Le regard de Lylith perdit sa lumière. La jeune femme se tourna et dirigea son cheval vers une rue étroite et humide.

-Que se passe t'il? S'enquit l'homme.

-Orpheus devrait être là avec nous, murmura la soldate. Il aurait dû nous accompagner à la Cité des Enchanteurs.

Hector ne répondit rien et Lylith apprécia ce silence. Perdu, ses yeux noirs se posèrent sur une insigne en forme de main tortueuse d'une auberge. Sur cette plaque en métal était inscrit le nom de ce refuge:

L'Auberge Qui Vous Ensorcelle.

A la vue de ce nom familier, Lylith arrêta le cheval et souffla à son camarde:

-Orpheus m'a dit d'aller dans cette auberge et de chercher un certain John Nebular, rappela t'elle à son coéquipier. On pourrait s'y arrêter pour la nuit je pense.

Elle sentit Hector hocher de la tête et descendit de cheval. Son compagnon fit de même.

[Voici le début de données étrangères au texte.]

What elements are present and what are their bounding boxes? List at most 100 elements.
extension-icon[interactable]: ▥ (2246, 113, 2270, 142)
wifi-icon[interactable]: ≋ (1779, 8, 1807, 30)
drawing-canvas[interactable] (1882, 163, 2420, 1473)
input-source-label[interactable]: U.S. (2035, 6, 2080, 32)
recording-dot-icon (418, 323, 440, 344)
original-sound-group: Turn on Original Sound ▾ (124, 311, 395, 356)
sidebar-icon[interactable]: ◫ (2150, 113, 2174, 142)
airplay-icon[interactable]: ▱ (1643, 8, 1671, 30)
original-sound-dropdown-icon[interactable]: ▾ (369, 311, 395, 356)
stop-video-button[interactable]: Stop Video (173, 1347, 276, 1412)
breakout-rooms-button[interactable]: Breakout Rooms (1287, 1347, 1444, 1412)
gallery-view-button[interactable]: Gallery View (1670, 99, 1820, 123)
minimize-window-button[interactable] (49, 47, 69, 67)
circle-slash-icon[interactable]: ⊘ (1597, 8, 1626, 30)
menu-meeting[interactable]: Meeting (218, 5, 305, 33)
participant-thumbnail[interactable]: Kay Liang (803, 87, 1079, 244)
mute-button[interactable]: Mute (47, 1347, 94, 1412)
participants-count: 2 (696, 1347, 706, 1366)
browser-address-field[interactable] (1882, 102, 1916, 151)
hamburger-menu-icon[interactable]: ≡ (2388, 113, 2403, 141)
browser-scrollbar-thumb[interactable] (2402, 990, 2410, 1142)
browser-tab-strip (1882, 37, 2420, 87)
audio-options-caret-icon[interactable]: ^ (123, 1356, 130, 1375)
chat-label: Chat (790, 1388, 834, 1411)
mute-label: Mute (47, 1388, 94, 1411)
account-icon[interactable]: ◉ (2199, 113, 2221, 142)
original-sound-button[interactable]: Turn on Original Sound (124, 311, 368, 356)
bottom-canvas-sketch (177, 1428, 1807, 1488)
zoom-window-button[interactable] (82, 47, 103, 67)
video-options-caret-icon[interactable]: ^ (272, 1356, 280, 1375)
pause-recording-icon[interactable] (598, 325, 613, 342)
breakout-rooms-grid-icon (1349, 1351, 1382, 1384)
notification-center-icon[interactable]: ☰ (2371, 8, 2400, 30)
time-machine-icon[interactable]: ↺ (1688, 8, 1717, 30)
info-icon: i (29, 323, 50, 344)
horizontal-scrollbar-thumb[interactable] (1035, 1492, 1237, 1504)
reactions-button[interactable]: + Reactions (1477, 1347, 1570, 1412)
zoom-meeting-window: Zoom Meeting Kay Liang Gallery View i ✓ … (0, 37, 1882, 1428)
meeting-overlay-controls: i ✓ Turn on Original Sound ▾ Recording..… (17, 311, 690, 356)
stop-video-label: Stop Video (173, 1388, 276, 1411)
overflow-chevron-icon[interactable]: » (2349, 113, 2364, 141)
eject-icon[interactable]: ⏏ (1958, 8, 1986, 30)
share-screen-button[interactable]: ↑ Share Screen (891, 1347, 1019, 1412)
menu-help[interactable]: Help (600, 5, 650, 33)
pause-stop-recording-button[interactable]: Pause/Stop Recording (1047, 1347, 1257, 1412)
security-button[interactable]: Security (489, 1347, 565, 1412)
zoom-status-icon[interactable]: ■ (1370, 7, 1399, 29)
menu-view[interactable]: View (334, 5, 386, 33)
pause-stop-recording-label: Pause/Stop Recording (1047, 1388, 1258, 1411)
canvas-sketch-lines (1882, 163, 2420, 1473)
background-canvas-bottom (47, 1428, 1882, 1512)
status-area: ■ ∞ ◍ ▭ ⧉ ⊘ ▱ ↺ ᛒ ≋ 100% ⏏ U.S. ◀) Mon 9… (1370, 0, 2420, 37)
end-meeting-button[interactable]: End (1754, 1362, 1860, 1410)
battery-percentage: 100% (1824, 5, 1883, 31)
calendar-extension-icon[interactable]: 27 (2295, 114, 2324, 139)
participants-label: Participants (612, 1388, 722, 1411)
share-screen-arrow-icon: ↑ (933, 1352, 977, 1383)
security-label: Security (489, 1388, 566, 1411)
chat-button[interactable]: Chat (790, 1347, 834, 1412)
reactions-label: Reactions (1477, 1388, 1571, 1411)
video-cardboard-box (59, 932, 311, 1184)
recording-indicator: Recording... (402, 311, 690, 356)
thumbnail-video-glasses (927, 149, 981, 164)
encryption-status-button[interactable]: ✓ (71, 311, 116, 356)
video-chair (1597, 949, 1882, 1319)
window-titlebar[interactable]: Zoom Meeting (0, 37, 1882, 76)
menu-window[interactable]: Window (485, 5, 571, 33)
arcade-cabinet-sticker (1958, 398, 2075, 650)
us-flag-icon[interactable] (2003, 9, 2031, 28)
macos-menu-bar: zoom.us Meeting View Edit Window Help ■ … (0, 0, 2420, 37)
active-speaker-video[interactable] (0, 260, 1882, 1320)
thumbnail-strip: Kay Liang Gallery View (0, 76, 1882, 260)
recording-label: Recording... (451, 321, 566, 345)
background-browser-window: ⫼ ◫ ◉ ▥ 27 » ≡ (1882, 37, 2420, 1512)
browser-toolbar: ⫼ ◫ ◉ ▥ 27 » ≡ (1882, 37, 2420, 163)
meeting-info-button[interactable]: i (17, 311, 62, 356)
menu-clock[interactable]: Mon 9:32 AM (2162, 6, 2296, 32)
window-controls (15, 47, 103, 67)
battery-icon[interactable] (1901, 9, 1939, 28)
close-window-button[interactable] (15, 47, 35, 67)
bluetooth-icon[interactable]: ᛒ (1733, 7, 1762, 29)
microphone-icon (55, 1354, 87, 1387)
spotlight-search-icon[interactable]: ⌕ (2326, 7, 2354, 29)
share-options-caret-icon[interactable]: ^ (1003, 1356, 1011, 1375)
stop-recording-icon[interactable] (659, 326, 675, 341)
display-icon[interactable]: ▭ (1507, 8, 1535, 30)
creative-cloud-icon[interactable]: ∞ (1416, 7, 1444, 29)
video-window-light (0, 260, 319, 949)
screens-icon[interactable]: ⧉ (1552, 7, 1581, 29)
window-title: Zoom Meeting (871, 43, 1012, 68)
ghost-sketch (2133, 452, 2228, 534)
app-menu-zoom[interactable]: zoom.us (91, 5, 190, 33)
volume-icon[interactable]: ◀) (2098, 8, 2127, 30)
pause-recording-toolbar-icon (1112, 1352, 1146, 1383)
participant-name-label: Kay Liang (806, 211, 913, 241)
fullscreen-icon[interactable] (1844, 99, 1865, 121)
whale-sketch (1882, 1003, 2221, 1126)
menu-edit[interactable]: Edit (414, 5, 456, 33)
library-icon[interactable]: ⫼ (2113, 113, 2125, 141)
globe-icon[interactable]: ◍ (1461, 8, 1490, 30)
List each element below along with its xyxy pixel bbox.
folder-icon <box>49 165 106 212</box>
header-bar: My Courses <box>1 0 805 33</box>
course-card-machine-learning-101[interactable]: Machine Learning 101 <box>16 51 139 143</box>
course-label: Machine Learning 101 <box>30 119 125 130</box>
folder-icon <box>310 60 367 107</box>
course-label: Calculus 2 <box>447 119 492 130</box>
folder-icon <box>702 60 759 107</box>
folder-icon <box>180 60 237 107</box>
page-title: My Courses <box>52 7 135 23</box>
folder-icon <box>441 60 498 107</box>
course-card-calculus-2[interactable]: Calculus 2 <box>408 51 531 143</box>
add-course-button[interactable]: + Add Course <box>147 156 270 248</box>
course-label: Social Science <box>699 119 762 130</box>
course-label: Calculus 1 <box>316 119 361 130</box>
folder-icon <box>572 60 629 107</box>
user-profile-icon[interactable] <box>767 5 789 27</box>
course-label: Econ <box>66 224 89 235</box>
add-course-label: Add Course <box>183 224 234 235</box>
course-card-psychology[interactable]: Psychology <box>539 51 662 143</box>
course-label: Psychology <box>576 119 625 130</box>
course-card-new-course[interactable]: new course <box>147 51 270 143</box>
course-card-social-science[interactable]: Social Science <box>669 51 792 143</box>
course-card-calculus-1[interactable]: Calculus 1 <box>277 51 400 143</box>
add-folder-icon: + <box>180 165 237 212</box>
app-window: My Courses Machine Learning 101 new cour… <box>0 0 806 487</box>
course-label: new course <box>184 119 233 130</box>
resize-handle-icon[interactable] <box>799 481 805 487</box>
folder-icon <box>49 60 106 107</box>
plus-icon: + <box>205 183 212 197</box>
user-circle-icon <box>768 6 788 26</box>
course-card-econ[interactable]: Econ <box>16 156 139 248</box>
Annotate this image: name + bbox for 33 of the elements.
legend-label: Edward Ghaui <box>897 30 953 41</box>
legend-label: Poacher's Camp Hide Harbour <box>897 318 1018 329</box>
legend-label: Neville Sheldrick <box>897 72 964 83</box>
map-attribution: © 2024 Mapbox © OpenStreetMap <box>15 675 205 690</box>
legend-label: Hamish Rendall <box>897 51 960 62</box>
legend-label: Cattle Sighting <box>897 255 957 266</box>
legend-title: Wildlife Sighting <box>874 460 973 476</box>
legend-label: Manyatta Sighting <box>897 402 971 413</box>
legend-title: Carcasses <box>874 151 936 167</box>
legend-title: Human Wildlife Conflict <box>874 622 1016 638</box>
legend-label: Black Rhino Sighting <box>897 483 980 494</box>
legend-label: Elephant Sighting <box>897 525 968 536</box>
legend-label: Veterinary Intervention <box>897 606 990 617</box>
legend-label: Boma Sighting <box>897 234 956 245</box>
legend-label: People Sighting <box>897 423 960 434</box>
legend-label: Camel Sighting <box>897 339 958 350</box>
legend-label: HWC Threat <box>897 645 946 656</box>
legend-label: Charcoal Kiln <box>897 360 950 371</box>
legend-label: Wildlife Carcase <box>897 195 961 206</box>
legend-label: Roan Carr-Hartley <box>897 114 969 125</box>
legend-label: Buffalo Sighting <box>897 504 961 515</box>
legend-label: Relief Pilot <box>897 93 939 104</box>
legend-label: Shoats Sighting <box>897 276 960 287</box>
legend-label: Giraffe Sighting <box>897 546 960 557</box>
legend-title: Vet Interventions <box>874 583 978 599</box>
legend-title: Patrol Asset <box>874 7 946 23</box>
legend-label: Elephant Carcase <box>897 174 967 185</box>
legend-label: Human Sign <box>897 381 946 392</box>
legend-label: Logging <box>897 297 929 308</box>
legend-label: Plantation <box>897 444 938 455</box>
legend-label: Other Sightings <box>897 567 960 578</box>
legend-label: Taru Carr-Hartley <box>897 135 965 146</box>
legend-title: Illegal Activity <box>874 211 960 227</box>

-Ca à l'air fermé, observa t'il.

En effet, l'auberge avait l'air d'être déserte et éteinte. Mais la jeune femme sentait du mouvement derrière les murs.

-Ce n'est pas fermé, contredit-elle avant de frapper à la porte en bois.

Blark la regarda, surpris de cette affirmation sans explication, mais la laissa faire.

La lourde porte s'ouvrit et un homme brun aux yeux fatigués les dévisagea. Lylith prit la parole:

-Nous cherchons John Nubelar.

Après un court moment d'hésitation, l'autre homme lâcha:

-Il est pas là.

Et ferma la porte.

-Nous venons de la part de Patte Noire ! Cria dans un dernier espoir la soldate.

Quelques secondes passèrent mais finalement, les gonds grincèrent et les deux voyageurs s'engouffrèrent dans la pièce sombre.

Lylith laissa ses yeux s'accoutumer à l'obscurité de l'auberge.

La pièce était grande mais seules deux bougies émettaient de la lumière. On pouvait distinguer deux hommes, affalés sur le bar, sûrement endormis par l'alcool. Les cinq tables semblaient poussiéreuses et des rats couraient sur le sol, griffant les lattes en bois de leurs petites griffes.

La voix de l'homme qui leur avait ouvert la porte parvint à Lylith et Hector.

-Par ici, murmura t'elle.

La jeune femme suivit ce son, évitant les rongeurs. Elle retrouva l'homme, tenant une trappe d'où partaient des marches en bois, qui paraissaient très peu rassurantes. L'homme lui fit signe d'avancer et Lylith commença à descendre à contrecœur, faisant grincer les morceaux de bois. Elle entendit Hector et l'homme faire de même.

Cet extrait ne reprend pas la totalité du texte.